How to talk to Americans
One of the main ways Americans connect with each other is through small talk. We make small talk with friends, co-workers and complete strangers. Small talk uses inconsequential conversation to build rapport with someone. The subject of small talk might be the weather or plans for the upcoming weekend or a television show. It doesn’t go deep, but it allows people to create a light, friendly feeling with each other. It’s a way of establishing common ground, if only for a few minutes, and Americans greatly prefer small talk to silence.
To some people small talk comes naturally. If that’s not true for you, I can work with you to develop the skill. Whether you’re at a networking event, a social event or a company event it’s good to be able to start a conversation with someone you don’t know. Most Americans like to chat, so I encourage you to practice making small talk as often as possible until you feel comfortable with it. Here are just a few questions you can use to start a conversation with someone you don’t know.
How did you find out about this event?
What do you do?
How did you get into that line of work?
Do you live in the area?
Are you originally from [whatever city you’re in]?
How long have you lived here?
How do you know the host of this event?
Or point out your favorite thing about the event so far (food, decorations, speeches, location, etc.) and ask the other person what they like about the event.
Many times you only have to ask a few questions before you and the other person find a topic of mutual interest, after which the conversation flows more naturally.
While memorizing questions is a good way to learn to make small talk, I think another important strategy is to simply give yourself permission to ask things you’re curious about.
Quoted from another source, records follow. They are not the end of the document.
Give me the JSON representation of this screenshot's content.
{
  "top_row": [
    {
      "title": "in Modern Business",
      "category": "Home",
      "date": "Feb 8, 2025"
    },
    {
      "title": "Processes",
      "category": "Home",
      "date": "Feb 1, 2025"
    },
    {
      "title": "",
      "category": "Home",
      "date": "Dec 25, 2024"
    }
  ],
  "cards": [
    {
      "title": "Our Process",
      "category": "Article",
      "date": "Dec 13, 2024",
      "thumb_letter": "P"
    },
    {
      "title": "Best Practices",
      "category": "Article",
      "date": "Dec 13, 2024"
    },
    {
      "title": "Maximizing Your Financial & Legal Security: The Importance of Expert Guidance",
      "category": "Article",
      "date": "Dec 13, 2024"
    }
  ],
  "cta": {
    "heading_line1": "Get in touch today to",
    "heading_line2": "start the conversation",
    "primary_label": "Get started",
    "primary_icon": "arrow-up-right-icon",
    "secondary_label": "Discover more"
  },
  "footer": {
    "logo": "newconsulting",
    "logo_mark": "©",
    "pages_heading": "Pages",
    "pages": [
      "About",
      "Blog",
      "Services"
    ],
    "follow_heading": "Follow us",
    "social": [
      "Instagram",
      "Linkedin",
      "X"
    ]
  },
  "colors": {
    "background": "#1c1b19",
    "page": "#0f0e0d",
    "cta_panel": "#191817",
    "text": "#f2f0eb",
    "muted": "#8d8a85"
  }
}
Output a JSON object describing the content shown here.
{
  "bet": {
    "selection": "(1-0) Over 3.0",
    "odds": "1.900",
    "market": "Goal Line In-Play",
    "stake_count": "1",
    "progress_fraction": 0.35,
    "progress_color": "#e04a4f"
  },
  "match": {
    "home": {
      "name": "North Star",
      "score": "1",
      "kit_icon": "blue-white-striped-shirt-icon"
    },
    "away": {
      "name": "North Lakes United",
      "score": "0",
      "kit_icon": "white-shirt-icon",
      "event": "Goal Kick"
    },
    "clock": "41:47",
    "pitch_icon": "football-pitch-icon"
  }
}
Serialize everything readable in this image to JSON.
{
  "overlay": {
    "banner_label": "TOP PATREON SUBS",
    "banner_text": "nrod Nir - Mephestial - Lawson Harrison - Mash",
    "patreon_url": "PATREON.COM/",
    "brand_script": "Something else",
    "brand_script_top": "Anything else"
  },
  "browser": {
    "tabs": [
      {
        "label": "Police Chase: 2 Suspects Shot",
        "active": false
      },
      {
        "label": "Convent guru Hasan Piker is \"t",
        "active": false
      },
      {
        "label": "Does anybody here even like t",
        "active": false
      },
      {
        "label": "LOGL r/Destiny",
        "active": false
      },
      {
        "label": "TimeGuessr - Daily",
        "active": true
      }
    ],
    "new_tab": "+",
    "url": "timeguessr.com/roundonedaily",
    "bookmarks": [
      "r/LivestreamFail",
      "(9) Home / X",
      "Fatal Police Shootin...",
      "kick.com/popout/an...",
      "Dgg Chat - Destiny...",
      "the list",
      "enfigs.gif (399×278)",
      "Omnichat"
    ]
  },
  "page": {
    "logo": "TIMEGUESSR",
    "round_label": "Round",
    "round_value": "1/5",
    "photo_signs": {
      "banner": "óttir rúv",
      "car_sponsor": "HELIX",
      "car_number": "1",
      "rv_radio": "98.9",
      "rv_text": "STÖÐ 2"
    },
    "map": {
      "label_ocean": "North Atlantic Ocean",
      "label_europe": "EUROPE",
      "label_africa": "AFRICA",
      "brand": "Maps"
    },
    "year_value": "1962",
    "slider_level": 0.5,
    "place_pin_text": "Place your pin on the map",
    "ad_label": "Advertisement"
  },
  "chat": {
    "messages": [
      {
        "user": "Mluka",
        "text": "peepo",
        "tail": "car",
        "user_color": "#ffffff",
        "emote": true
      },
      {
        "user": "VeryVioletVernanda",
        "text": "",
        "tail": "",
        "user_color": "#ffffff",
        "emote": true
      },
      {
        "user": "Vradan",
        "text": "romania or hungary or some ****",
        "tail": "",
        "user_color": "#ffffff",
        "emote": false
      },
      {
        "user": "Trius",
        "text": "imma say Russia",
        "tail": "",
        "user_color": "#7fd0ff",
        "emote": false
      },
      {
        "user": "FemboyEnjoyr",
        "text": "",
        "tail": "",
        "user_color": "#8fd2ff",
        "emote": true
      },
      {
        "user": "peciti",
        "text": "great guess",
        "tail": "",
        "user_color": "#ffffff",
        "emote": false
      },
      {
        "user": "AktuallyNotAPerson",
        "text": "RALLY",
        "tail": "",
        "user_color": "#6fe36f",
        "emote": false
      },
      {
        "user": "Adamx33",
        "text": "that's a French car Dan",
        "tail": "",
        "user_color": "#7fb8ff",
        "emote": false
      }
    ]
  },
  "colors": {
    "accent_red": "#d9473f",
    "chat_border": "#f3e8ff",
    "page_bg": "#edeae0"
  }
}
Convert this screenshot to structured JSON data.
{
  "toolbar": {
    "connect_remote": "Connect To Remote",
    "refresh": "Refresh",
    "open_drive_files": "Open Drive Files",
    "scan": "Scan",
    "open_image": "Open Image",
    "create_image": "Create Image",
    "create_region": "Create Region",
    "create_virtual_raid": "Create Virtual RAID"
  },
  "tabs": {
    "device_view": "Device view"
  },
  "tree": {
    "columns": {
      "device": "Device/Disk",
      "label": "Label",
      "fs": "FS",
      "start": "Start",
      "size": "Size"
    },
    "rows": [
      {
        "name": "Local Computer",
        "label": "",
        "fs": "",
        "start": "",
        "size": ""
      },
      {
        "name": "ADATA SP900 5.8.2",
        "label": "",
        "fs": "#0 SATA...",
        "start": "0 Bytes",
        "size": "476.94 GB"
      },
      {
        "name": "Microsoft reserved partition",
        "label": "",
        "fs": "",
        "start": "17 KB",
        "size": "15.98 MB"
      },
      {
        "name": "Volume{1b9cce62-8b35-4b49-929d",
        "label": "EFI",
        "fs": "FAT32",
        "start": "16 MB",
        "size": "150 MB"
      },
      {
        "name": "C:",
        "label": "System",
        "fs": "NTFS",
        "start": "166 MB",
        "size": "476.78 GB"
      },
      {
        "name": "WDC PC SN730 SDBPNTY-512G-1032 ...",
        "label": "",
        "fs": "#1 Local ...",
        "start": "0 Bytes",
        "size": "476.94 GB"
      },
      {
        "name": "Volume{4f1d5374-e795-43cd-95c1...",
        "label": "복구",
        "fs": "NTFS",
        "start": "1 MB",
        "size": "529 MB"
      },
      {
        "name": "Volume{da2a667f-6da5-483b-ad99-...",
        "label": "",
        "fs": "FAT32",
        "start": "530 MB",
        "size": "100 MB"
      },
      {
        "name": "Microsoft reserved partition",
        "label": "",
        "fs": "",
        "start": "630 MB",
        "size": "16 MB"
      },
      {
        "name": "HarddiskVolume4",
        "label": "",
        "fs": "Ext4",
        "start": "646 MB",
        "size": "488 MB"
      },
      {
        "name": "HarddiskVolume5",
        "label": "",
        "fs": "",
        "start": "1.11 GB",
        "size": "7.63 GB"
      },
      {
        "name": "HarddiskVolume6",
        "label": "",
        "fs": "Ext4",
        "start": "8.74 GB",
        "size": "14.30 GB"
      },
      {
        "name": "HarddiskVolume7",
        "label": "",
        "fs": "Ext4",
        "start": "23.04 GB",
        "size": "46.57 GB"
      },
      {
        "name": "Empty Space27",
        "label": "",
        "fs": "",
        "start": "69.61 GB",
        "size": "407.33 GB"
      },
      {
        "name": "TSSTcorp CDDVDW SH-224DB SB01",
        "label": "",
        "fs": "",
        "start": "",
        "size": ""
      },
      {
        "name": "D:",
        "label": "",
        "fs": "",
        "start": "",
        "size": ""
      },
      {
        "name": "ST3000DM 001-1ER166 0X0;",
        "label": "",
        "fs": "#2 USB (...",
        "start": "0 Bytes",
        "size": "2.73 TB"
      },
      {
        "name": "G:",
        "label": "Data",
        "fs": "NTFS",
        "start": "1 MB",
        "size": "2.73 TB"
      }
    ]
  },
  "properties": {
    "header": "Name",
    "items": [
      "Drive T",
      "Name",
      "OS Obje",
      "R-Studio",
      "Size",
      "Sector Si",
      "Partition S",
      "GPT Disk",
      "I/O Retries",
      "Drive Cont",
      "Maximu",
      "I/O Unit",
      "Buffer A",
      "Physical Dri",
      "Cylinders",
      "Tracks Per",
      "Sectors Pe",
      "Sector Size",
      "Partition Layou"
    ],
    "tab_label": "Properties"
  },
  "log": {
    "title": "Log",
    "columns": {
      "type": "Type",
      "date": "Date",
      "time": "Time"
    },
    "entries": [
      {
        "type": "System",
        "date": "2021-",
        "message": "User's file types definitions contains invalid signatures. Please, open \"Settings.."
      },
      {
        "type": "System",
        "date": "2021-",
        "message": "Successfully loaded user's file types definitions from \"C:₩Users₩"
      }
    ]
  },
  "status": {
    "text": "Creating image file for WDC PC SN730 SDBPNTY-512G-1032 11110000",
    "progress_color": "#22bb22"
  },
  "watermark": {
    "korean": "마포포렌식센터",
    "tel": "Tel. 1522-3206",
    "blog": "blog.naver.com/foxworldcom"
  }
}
If I’m talking to a chiropractor, I might say, “I’ve always wondered: what’s the difference between a chiropractor and a physical therapist?” Or if I find myself talking to someone who just made a speech, I might ask a question that’s been on my mind since I heard their remarks. Or if I go to an event and meet five realtors in a row, I might ask the fifth one, “So what makes you different from other realtors? What’s unique about your services?” These are questions I would honestly like to know the answers to. Give yourself permission to ask such questions because sincere questions are always better than ones you don’t really want to ask.
My clients regularly practice the art of small talk with me and with others. We work on small talk until it becomes a comfortable skill that they can use whenever they need to make a good impression. Being able to make small talk is priceless in the American workplace as well in personal relationships and you will never regret learning how to do it well. Memorizing questions like the ones above is a start. The rest comes from practice, and you can’t do too much of it.